Not to be outdone, the Academy of Motion Picture Arts and Sciences announced last month its own presentation, "Jerome Kern: A Centennial Celebration," featuring live performances and vintage Kern film clips, to be held at the academy's Samuel Goldwyn Theater in Beverly Hills at 8:30 p.m. Monday.
Bridging both shows is New York-born singer Elisabeth Welch, a 62-year stage veteran who made London her home in 1933 after her success in Cole Porter's "Nymph Errant."
At 81, Welch seems virtually unstoppable. As one of "Kern Goes to Hollywood's" four stars, the singer warmed the hearts of London audiences with renditions of "Smoke Gets in Your Eyes," "She Didn't Say Yes" and other Kern standards.
At the academy's Kern celebration Monday, Los Angeles audiences will be given a special preview of the London musical when Welch makes her first West Coast appearance.

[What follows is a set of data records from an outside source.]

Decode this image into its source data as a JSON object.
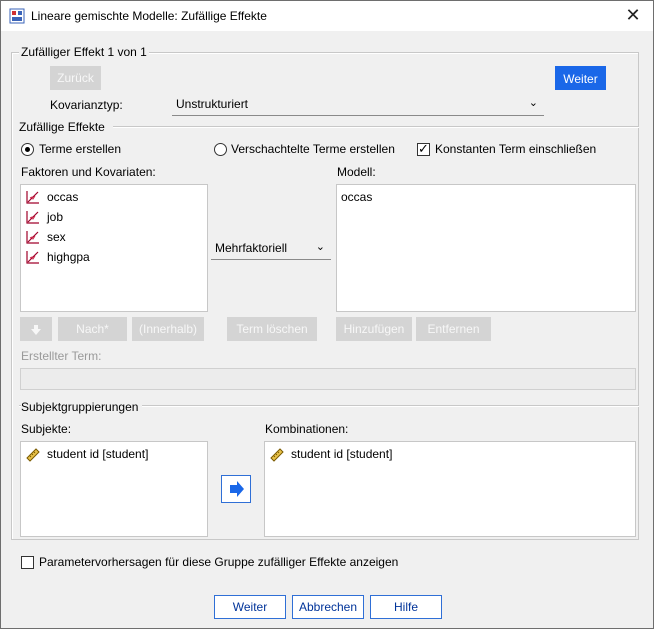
{
  "window": {
    "title": "Lineare gemischte Modelle: Zufällige Effekte"
  },
  "effect_group": {
    "label": "Zufälliger Effekt 1 von 1",
    "back_button": "Zurück",
    "next_button": "Weiter",
    "covariance_label": "Kovarianztyp:",
    "covariance_value": "Unstrukturiert"
  },
  "random_effects": {
    "label": "Zufällige Effekte",
    "radio_build": "Terme erstellen",
    "radio_nested": "Verschachtelte Terme erstellen",
    "checkbox_intercept": "Konstanten Term einschließen",
    "factors_label": "Faktoren und Kovariaten:",
    "factors": [
      "occas",
      "job",
      "sex",
      "highgpa"
    ],
    "model_label": "Modell:",
    "model_items": [
      "occas"
    ],
    "factorial_combo": "Mehrfaktoriell",
    "nach_button": "Nach*",
    "innerhalb_button": "(Innerhalb)",
    "delete_term_button": "Term löschen",
    "add_button": "Hinzufügen",
    "remove_button": "Entfernen",
    "built_term_label": "Erstellter Term:"
  },
  "subject_group": {
    "label": "Subjektgruppierungen",
    "subjects_label": "Subjekte:",
    "subjects": [
      "student id [student]"
    ],
    "combinations_label": "Kombinationen:",
    "combinations": [
      "student id [student]"
    ]
  },
  "predictions_checkbox": "Parametervorhersagen für diese Gruppe zufälliger Effekte anzeigen",
  "footer": {
    "ok": "Weiter",
    "cancel": "Abbrechen",
    "help": "Hilfe"
  },
  "colors": {
    "accent": "#1a67e8",
    "disabled": "#d4d4d4"
  },
  "icons": {
    "scale_variable": "ruler-scale-icon",
    "nominal_variable": "ruler-nominal-icon"
  }
}
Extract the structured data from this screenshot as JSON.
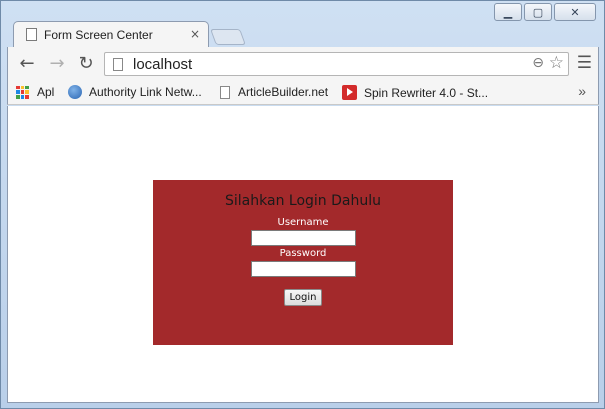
{
  "browser": {
    "tab_title": "Form Screen Center",
    "tab_close": "×",
    "url": "localhost",
    "bookmarks": [
      {
        "label": "Apl",
        "icon": "apps-grid-icon"
      },
      {
        "label": "Authority Link Netw...",
        "icon": "globe-icon"
      },
      {
        "label": "ArticleBuilder.net",
        "icon": "page-icon"
      },
      {
        "label": "Spin Rewriter 4.0 - St...",
        "icon": "spin-rewriter-icon"
      }
    ],
    "bookmarks_more": "»"
  },
  "login": {
    "heading": "Silahkan Login Dahulu",
    "username_label": "Username",
    "password_label": "Password",
    "username_value": "",
    "password_value": "",
    "button_label": "Login"
  },
  "colors": {
    "login_panel": "#a3292b",
    "label_text": "#ffffff"
  }
}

Why has it taken the singer so long to make her first trip to Hollywood? "I let all my Los Angeles friends visit me--they have more money than I do," Welch said with a laugh during a phone interview from London.

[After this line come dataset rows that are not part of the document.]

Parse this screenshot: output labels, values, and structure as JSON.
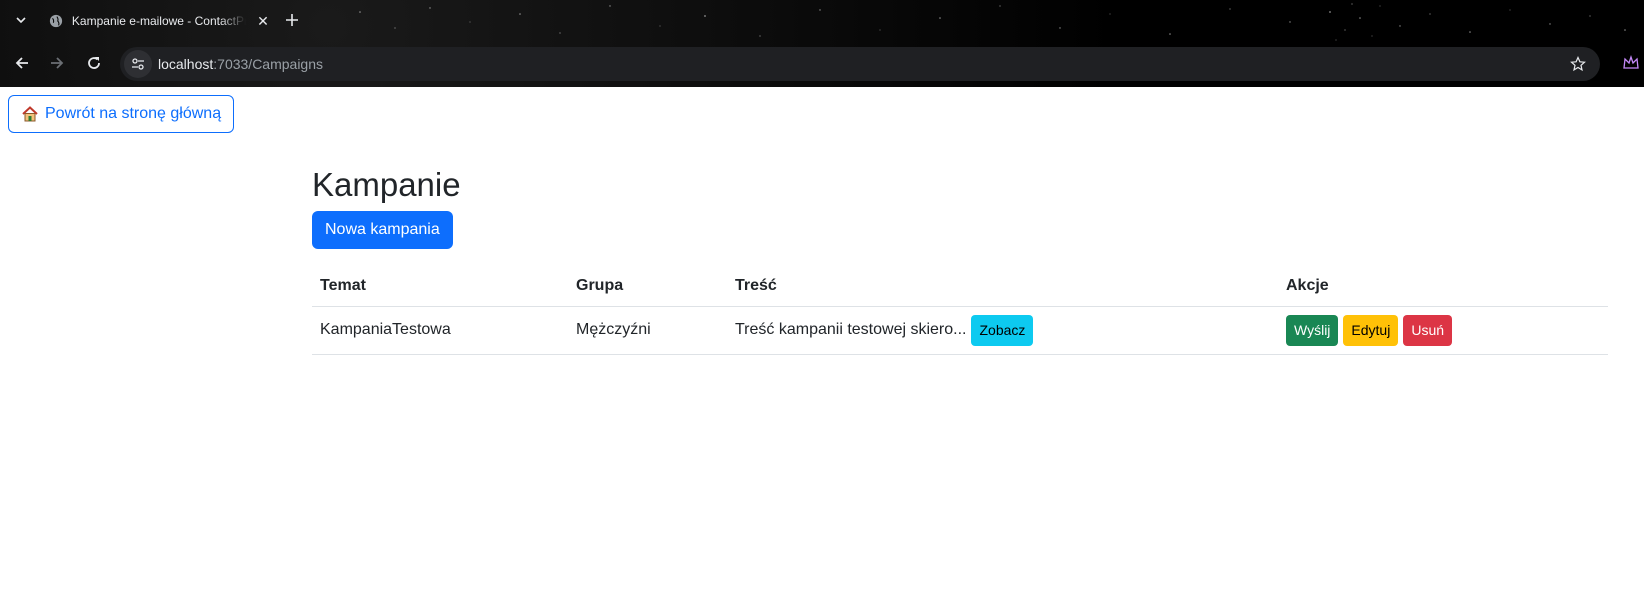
{
  "browser": {
    "tab_title": "Kampanie e-mailowe - ContactPro",
    "url_host": "localhost",
    "url_path": ":7033/Campaigns"
  },
  "page": {
    "home_button": "Powrót na stronę główną",
    "title": "Kampanie",
    "new_campaign_button": "Nowa kampania"
  },
  "table": {
    "headers": [
      "Temat",
      "Grupa",
      "Treść",
      "Akcje"
    ],
    "rows": [
      {
        "temat": "KampaniaTestowa",
        "grupa": "Mężczyźni",
        "tresc": "Treść kampanii testowej skiero...",
        "view_label": "Zobacz",
        "send_label": "Wyślij",
        "edit_label": "Edytuj",
        "delete_label": "Usuń"
      }
    ]
  },
  "colors": {
    "primary": "#0d6efd",
    "info": "#0dcaf0",
    "success": "#198754",
    "warning": "#ffc107",
    "danger": "#dc3545"
  },
  "icons": {
    "home_button": "house-icon"
  }
}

More accurately, for more than half a century the English have been happy to claim her as one of their own, ever since her first London appearance in the revue "Dark Doings" and the Porter smash "Nymph Errant."
"The rest," the Brit-accented Welch intoned, "is silence."
It was "Errant" that provided the singer with her permanent theme: Porter's witty "Solomon," which Welch reprised in her 1970 one-woman show "A Marvellous Party."
"People still come up to me and say, 'I remember you singing "Abraham," ' or some other old biblical name, but they occasionally get it right," she said. Despite her U.K. affiliation with Porter and Ivor Novello musicals, Welch says her favorite songwriters are Rodgers and Hart (whose music she performed in the British television series "Song by Song") and Kern.
"He's absolutely beautiful for your vocal cords," she said of the latter, "and he chose some of our best lyric writers to match his beautiful notes. And when you think of the artists that first sang them--the Gene Kellys, the Fred-and-Gingers!"
How does Welch account for Kern's continued popularity in England?
"My God, the beauty of the music. Also, Kern's wife was English, and he worked in this country a lot. The English are a very loyal people; they never forget you--and I'm very grateful for that as well."
There is one past accomplishment Welch would just as soon leave forgotten. Didn't she introduce "The Charleston" in the 1923 Broadway musical "Runnin' Wild"?
"Yes, that's right," Welch replied, "but I'm not a dancer. I just sang the song, then those terrific dancers took over. I always tell people I didn't dance the Charleston, but they still get it wrong."
Besides, she added, "it's a dreary number--and the verse is worse."